Степан Иванович снова повернул к Никонову скуластое, заросшее по самые глаза свинцовой щетиной лицо и удивленно посмотрел на него:
— Как же я вас брошу? Что вы…
— Ну, вот… А ты говоришь… нету.
— Чего нету?
— Любви, говоришь, в тебе нету…
Не трогаясь с места, Никонов медленно оглянулся по сторонам. Каждый шаг давался ему со страшным трудом.
А впереди начинался тяжелый подъем, лес поредел, и тропинка ровной лентой тянулась на бугор.
— Ну, идемте… — нерешительно повторил Степан Иванович.
— Сейчас… Это что?.. — спросил Никонов, кивнув на землеройку, наколотую на сучок. Он явно тянул время.
— Это птаха такая есть. Сорокопут. Поймает лягушку или мыша и накалывает, про запас, значит… Идти надо, товарищ лейтенант… товарищ лейтенант!..
— Сейчас… Пошли! — сказал Никонов, привалившись к дереву, и стал плавно садиться. Он сел, раскинув ноги, и уронил голову на грудь.
Степан Иванович вздохнул и стал ждать. В лесу было тихо. Изредка доносился шум вражеских самоходок и автомобилей. Минут через десять Степан Иванович нерешительно коснулся пальцем плеча Никонова и проговорил:
— Вам бы не надо сейчас отдыхать… Километров пять осталось… Там бы и отдохнули.
Никонов сидел все так же, уронив голову на грудь, словно заснув. Степан Иванович попробовал поднять его. Раненый застонал так громко и страшно, что Степан Иванович торопливо опустил его и оглянулся по сторонам — не услышали ли враги?
— Худо дело… — сказал себе Степан Иванович. — Как быть-то?
Никонов лежал, запрокинув голову, словно указывал острым подбородком в небо, и белая, незагоревшая шея его вылезла из-за воротника.
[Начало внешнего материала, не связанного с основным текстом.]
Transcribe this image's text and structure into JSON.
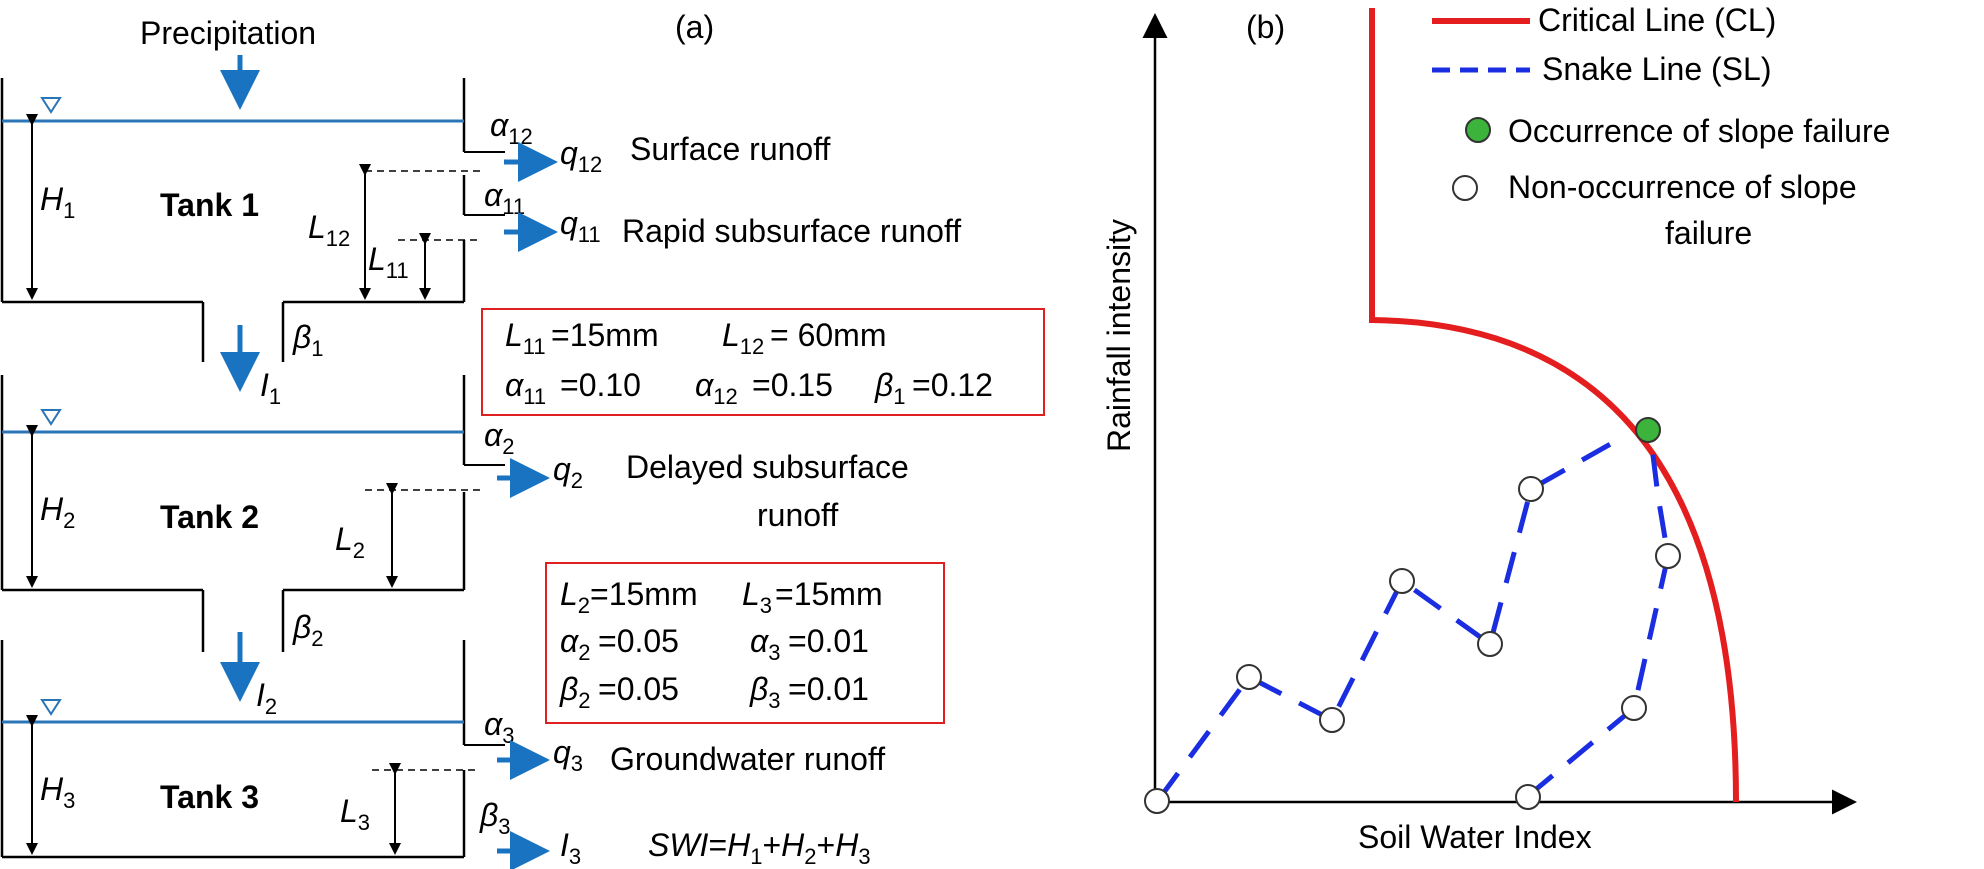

Немного подумав, Степан Иванович решительно перекинул оба автомата на грудь и, не обращая внимания ни на боль в ноге, ни на близкий лязг стальных гусениц, ни на стон и ругань Никонова, взвалил его на спину и, придерживая так, как придерживают, катая на спине, малышей, побрел вперед, то и дело сбиваясь с тропинки.
— Это еще что? — проговорил Никонов очнувшись. — Опусти… Сейчас же…
— Молчите. От разговора снова кровь пойдет.
— Опусти… Опустите, сержант… Я вам… приказываю.
— Да что там приказывать! Молчите уж…
— Немедленно опустите… Оставьте меня здесь и идите докладывать… Я вам приказываю… Я тебе приказываю, Степан Иванович… Не опустишь — кричать буду… — последние слова его звучали совсем по-детски.